Got a chance to run some more loads through my new accura.

I originally sighted it in with Hornady 250 grain SST super glide sabots-these were good for MOA groups at 100 and 200 yards with two triple 7 magnum pellets (2000 fps).

Tried the 250 grain Barnes expander with factory sabot= slightly better than MOA with same powder charge. Initally tried the expander in a harvester black crush rib sabot but gave up on it as the factory barnes sabot loaded easier.

Both the Hornady and Barnes loads mentioned load with just about the perfect amount of force-not too tight not too loose.

Next up was the Barnes spit fire TEZ-no go with around 3 inch groups for three shots at 100 yards- really loose in the bore.
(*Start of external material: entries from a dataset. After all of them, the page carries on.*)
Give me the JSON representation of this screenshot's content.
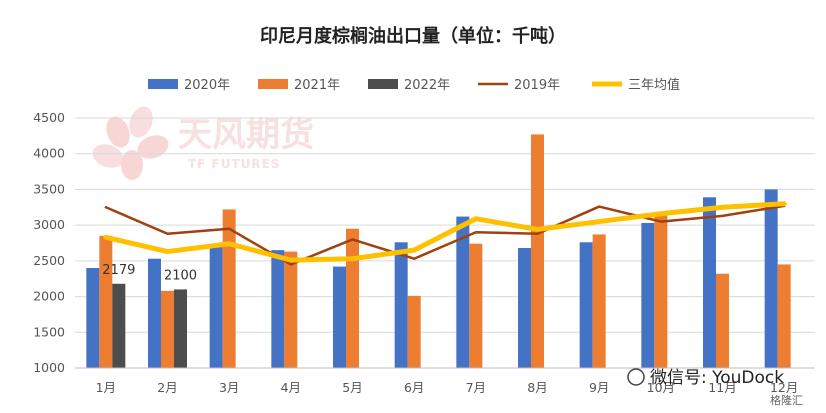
{
  "chart_data": {
    "type": "bar",
    "title": "印尼月度棕榈油出口量（单位：千吨）",
    "categories": [
      "1月",
      "2月",
      "3月",
      "4月",
      "5月",
      "6月",
      "7月",
      "8月",
      "9月",
      "10月",
      "11月",
      "12月"
    ],
    "ylim": [
      1000,
      4500
    ],
    "yticks": [
      1000,
      1500,
      2000,
      2500,
      3000,
      3500,
      4000,
      4500
    ],
    "grid": true,
    "legend_position": "top",
    "series": [
      {
        "name": "2020年",
        "kind": "bar",
        "color": "#4472c4",
        "values": [
          2400,
          2530,
          2700,
          2650,
          2420,
          2760,
          3120,
          2680,
          2760,
          3030,
          3390,
          3500
        ]
      },
      {
        "name": "2021年",
        "kind": "bar",
        "color": "#ed7d31",
        "values": [
          2850,
          2080,
          3220,
          2630,
          2950,
          2010,
          2740,
          4270,
          2870,
          3180,
          2320,
          2450
        ]
      },
      {
        "name": "2022年",
        "kind": "bar",
        "color": "#4d4d4d",
        "values": [
          2179,
          2100,
          null,
          null,
          null,
          null,
          null,
          null,
          null,
          null,
          null,
          null
        ]
      },
      {
        "name": "2019年",
        "kind": "line",
        "color": "#a0410f",
        "values": [
          3250,
          2880,
          2950,
          2450,
          2800,
          2530,
          2900,
          2880,
          3260,
          3050,
          3130,
          3270
        ]
      },
      {
        "name": "三年均值",
        "kind": "line",
        "color": "#ffc000",
        "values": [
          2830,
          2630,
          2740,
          2510,
          2530,
          2650,
          3090,
          2940,
          3050,
          3160,
          3250,
          3300
        ]
      }
    ],
    "data_labels": [
      {
        "series": "2022年",
        "category": "1月",
        "text": "2179"
      },
      {
        "series": "2022年",
        "category": "2月",
        "text": "2100"
      }
    ]
  },
  "watermark": {
    "logo_text": "天风期货",
    "logo_sub": "TF FUTURES",
    "wechat": "微信号: YouDock",
    "brand": "格隆汇"
  }
}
There is no doubt the triple 7 leaves a crud ring and I find it not much cleaner than regular pyrodex pellets.

I will be trying blackhorn eventually in this gun but do not have enough time for this season.


----------



## Bo0YaA (Sep 29, 2008)

I went from Pyrodex pellets to Pyrodex loose and noticed only a slight improvement in accuracy no change in velocity. Went from Pyrodex loose to T7 pellets and didnt notice any accuracy improvement but did get more velocity. Went from T7 pellets to T7 loose and improved accuracy and velocity marginally. Never noticed a single difference in the cleanliness of my gun between the T7 and Pyrodex in either configuration.

Just tried BH209 this past weekend and all I can say is wow!! Improved accuracy & velocity over the loose T7. Not by a huge margin but enough. The biggest difference was the cleanliness of my gun after shooting. 20 rounds downrange and a single patch made the barrel shine like new. I ran a brush and a several more patches down it to be certain but it still took half the time it normally took to clean. 

I for one will never be going back to either of the aforementioned powders. The ease of cleaning alone justifies the higher cost of the BH209, not to mention the increase (however slight it may be) in accuracy and velocity.


----------